Um dos temas tributários que
mais tem gerado discussão nos últimos anos diz respeito ao conceito de insumos
para fins de geração de crédito de Cofins e da contribuição para o PIS, dentro
da sistemática de não cumulatividade.
A Constituição Federal foi lacônica
sobre o tema, limitando-se a prever que a lei definiria os setores da atividade
econômica para os quais as contribuições seriam não cumulativas (artigo 195, §
12).
Por sua vez, as Leis 10.637/02
e 10.833/03 estabeleceram: “Do valor apurado na forma do artigo 2º a pessoa
jurídica poderá descontar créditos calculados em relação a: (...) II - bens e serviços, utilizados como insumo
na prestação de serviços e na produção ou fabricação de bens ou produtos
destinados à venda, inclusive combustíveis e lubrificantes, (...)” (incio II do
artigo 3º das referidas Leis – destacamos).
Com tal regra, surgiu dúvida
quanto ao conceito e à abrangência da palavra “insumo” e à extensão do direito
de crédito. Basicamente, três posições surgiram:
a) O conceito de “insumo” seria
o mesmo daquele adotado pela legislação do IPI.
b) “Insumo”, para fins de
crédito de PIS/Cofins, teria o mesmo conteúdo que custo e despesa necessária
para fins de IRPJ.
c) A legislação de PIS/Cofins
carregaria consigo um conceito de insumo próprio, independente de outras
figuras previstas nos demais tributos, como IRPJ e IPI.
A Receita Federal adotou o
primeiro entendimento (Instrução Normativa 404/04, artigo 8º[1]). Um fundamento
básico para tanto não deixa de ter relevância: se o legislador adotou o
vocábulo “insumo”, sem precisá-lo, é porque desejava acolher o mesmo conceito
já constante na própria seara tributária, ainda que envolvendo outro tributo.

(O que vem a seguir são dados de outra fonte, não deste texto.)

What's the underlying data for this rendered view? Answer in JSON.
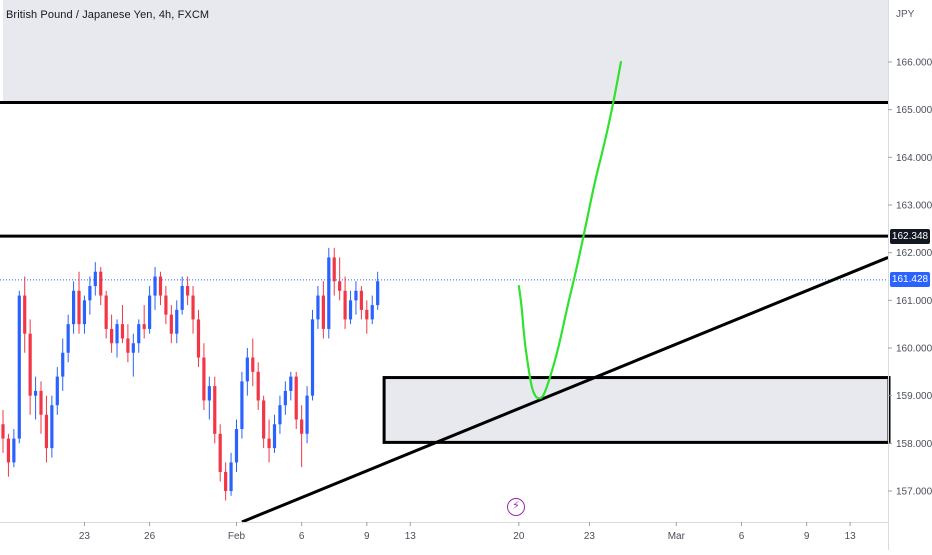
{
  "header": {
    "title": "British Pound / Japanese Yen, 4h, FXCM"
  },
  "axis": {
    "currency": "JPY"
  },
  "event": {
    "icon": "lightning-icon",
    "symbol": "⚡"
  },
  "colors": {
    "up": "#2962ff",
    "down": "#f23645",
    "projection": "#2ee22e",
    "level": "#000000",
    "zone": "#e8e9ef",
    "last_price": "#2962ff"
  },
  "chart_data": {
    "type": "candlestick",
    "title": "British Pound / Japanese Yen, 4h, FXCM",
    "ylabel": "JPY",
    "ylim": [
      156.35,
      167.3
    ],
    "y_ticks": [
      "157.000",
      "158.000",
      "159.000",
      "160.000",
      "161.000",
      "162.000",
      "163.000",
      "164.000",
      "165.000",
      "166.000"
    ],
    "x_ticks": [
      {
        "label": "23",
        "bar": 15
      },
      {
        "label": "26",
        "bar": 27
      },
      {
        "label": "Feb",
        "bar": 43
      },
      {
        "label": "6",
        "bar": 55
      },
      {
        "label": "9",
        "bar": 67
      },
      {
        "label": "13",
        "bar": 75
      },
      {
        "label": "20",
        "bar": 95
      },
      {
        "label": "23",
        "bar": 108
      },
      {
        "label": "Mar",
        "bar": 124
      },
      {
        "label": "6",
        "bar": 136
      },
      {
        "label": "9",
        "bar": 148
      },
      {
        "label": "13",
        "bar": 156
      }
    ],
    "last_price": {
      "value": 161.428,
      "label": "161.428"
    },
    "resistance": {
      "value": 162.348,
      "label": "162.348"
    },
    "upper_level": 165.15,
    "zones": [
      {
        "from": 165.15,
        "to": 167.3,
        "bar_start": 0,
        "bar_end": 163
      },
      {
        "from": 158.02,
        "to": 159.38,
        "bar_start": 70,
        "bar_end": 163
      }
    ],
    "trendline": {
      "start": {
        "bar": 44,
        "price": 156.35
      },
      "end": {
        "bar": 163,
        "price": 161.9
      }
    },
    "projection": [
      [
        95,
        161.3
      ],
      [
        95.5,
        160.9
      ],
      [
        96,
        160.2
      ],
      [
        96.6,
        159.7
      ],
      [
        97.3,
        159.2
      ],
      [
        98,
        158.98
      ],
      [
        98.8,
        158.93
      ],
      [
        99.6,
        159.0
      ],
      [
        100.8,
        159.4
      ],
      [
        102.3,
        160.0
      ],
      [
        104,
        160.9
      ],
      [
        105.5,
        161.6
      ],
      [
        107.2,
        162.5
      ],
      [
        109,
        163.5
      ],
      [
        110.8,
        164.3
      ],
      [
        112.5,
        165.2
      ],
      [
        113.8,
        166.0
      ]
    ],
    "series": [
      {
        "name": "",
        "ohlc": [
          [
            158.4,
            158.7,
            157.8,
            158.1
          ],
          [
            158.1,
            158.2,
            157.3,
            157.6
          ],
          [
            157.6,
            158.3,
            157.5,
            158.1
          ],
          [
            158.1,
            161.2,
            158.0,
            161.1
          ],
          [
            161.1,
            161.5,
            159.9,
            160.3
          ],
          [
            160.3,
            160.6,
            158.6,
            159.0
          ],
          [
            159.0,
            159.4,
            158.5,
            159.1
          ],
          [
            159.1,
            159.3,
            158.2,
            158.6
          ],
          [
            158.6,
            159.0,
            157.6,
            157.9
          ],
          [
            157.9,
            159.0,
            157.7,
            158.8
          ],
          [
            158.8,
            159.6,
            158.6,
            159.4
          ],
          [
            159.4,
            160.2,
            159.1,
            159.9
          ],
          [
            159.9,
            160.7,
            159.7,
            160.5
          ],
          [
            160.5,
            161.4,
            160.3,
            161.2
          ],
          [
            161.2,
            161.6,
            160.3,
            160.5
          ],
          [
            160.5,
            161.1,
            160.3,
            161.0
          ],
          [
            161.0,
            161.5,
            160.7,
            161.3
          ],
          [
            161.3,
            161.8,
            161.1,
            161.6
          ],
          [
            161.6,
            161.7,
            160.9,
            161.1
          ],
          [
            161.1,
            161.2,
            160.2,
            160.4
          ],
          [
            160.4,
            160.7,
            159.9,
            160.1
          ],
          [
            160.1,
            160.6,
            159.8,
            160.5
          ],
          [
            160.5,
            160.9,
            160.1,
            160.2
          ],
          [
            160.2,
            160.5,
            159.7,
            159.9
          ],
          [
            159.9,
            160.3,
            159.4,
            160.1
          ],
          [
            160.1,
            160.6,
            159.9,
            160.5
          ],
          [
            160.5,
            160.9,
            160.2,
            160.4
          ],
          [
            160.4,
            161.3,
            160.3,
            161.1
          ],
          [
            161.1,
            161.7,
            160.8,
            161.5
          ],
          [
            161.5,
            161.6,
            160.9,
            161.1
          ],
          [
            161.1,
            161.3,
            160.5,
            160.7
          ],
          [
            160.7,
            160.9,
            160.1,
            160.3
          ],
          [
            160.3,
            161.0,
            160.1,
            160.8
          ],
          [
            160.8,
            161.5,
            160.7,
            161.3
          ],
          [
            161.3,
            161.5,
            160.9,
            161.1
          ],
          [
            161.1,
            161.3,
            160.3,
            160.6
          ],
          [
            160.6,
            160.8,
            159.6,
            159.8
          ],
          [
            159.8,
            160.1,
            158.7,
            158.9
          ],
          [
            158.9,
            159.4,
            158.5,
            159.2
          ],
          [
            159.2,
            159.4,
            158.0,
            158.2
          ],
          [
            158.2,
            158.4,
            157.2,
            157.4
          ],
          [
            157.4,
            157.6,
            156.8,
            157.0
          ],
          [
            157.0,
            157.8,
            156.9,
            157.6
          ],
          [
            157.6,
            158.5,
            157.4,
            158.3
          ],
          [
            158.3,
            159.5,
            158.1,
            159.3
          ],
          [
            159.3,
            160.0,
            159.0,
            159.8
          ],
          [
            159.8,
            160.2,
            159.2,
            159.5
          ],
          [
            159.5,
            159.7,
            158.7,
            158.9
          ],
          [
            158.9,
            159.0,
            157.9,
            158.1
          ],
          [
            158.1,
            158.5,
            157.6,
            157.9
          ],
          [
            157.9,
            158.6,
            157.8,
            158.4
          ],
          [
            158.4,
            159.0,
            158.2,
            158.8
          ],
          [
            158.8,
            159.3,
            158.6,
            159.1
          ],
          [
            159.1,
            159.5,
            158.9,
            159.4
          ],
          [
            159.4,
            159.5,
            158.3,
            158.5
          ],
          [
            158.5,
            158.8,
            157.5,
            158.2
          ],
          [
            158.2,
            159.2,
            158.0,
            159.0
          ],
          [
            159.0,
            160.8,
            158.9,
            160.6
          ],
          [
            160.6,
            161.3,
            160.4,
            161.1
          ],
          [
            161.1,
            161.4,
            160.2,
            160.4
          ],
          [
            160.4,
            162.1,
            160.2,
            161.9
          ],
          [
            161.9,
            162.1,
            161.1,
            161.4
          ],
          [
            161.4,
            161.9,
            161.0,
            161.2
          ],
          [
            161.2,
            161.5,
            160.4,
            160.6
          ],
          [
            160.6,
            161.2,
            160.5,
            161.0
          ],
          [
            161.0,
            161.4,
            160.7,
            161.2
          ],
          [
            161.2,
            161.3,
            160.6,
            160.8
          ],
          [
            160.8,
            161.0,
            160.3,
            160.6
          ],
          [
            160.6,
            161.1,
            160.5,
            160.9
          ],
          [
            160.9,
            161.6,
            160.8,
            161.4
          ]
        ]
      }
    ]
  }
}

Os contribuintes, inconformados
com esse entendimento, têm levado o tema à discussão nos tribunais
administrativos e judiciais.
Sustenta-se que a não
cumulatividade é uma técnica, com o objetivo de dimensionar o montante da
exigência e de evitar a incidência em cascata. Ela deve estar atrelada à
materialidade do tributo, pois os mencionados objetivos serão ou não alcançados
a depender da realidade onerada pelo tributo. Logo, o pressuposto de fato da
tributação (hipótese de incidência e seu aspecto material) condicionaria outros
aspectos do tributo, inclusive a técnica de não cumulatividade.
Como decorrência, o conceito de
insumo para fins de PIS/Cofins não poderia ser o mesmo conceito utilizado para
fins do IPI. Se as materialidades da tributação são distintas – produto e
receita –, os conceitos de insumos também deveriam ser distintos. Assim, o que
é insumo para geração de receita não seria exatamente a mesma coisa do que é
insumo para a industrialização de um produto.
Várias decisões já foram
proferidas, seja pelo Conselho Administrativo de Recursos Fiscais (CARF), seja
pelo Poder Judiciário. Pode-se afirmar que a jurisprudência caminha em sentido
contrário ao da Receita Federal. Todavia, ainda não há definição quanto a
adotar o entendimento constante do item “b” ou daquele do item “c”.
Por exemplo, no CARF foi
proferida decisão no sentido do item “b”, afirmando-se que não deve “(...) ser
utilizado o conceito trazido pela legislação do IPI, uma vez que a
materialidade de tal tributo é distinta da materialidade das contribuições em
apreço” (ac. 3202-00.226, sessão de 08/12/2010, 2ª Câm., 2ª Turma Ord., 3ª
Seção).
O Judiciário também já proferiu
decisão nesse sentido. Segundo acórdão do TRF da 4ª Região, insumos seriam
gastos ligados inseparavalmente aos elementos produtivos, proporcionando a
existência, funcionamento, manutenção ou aprimoramento do produto ou serviço.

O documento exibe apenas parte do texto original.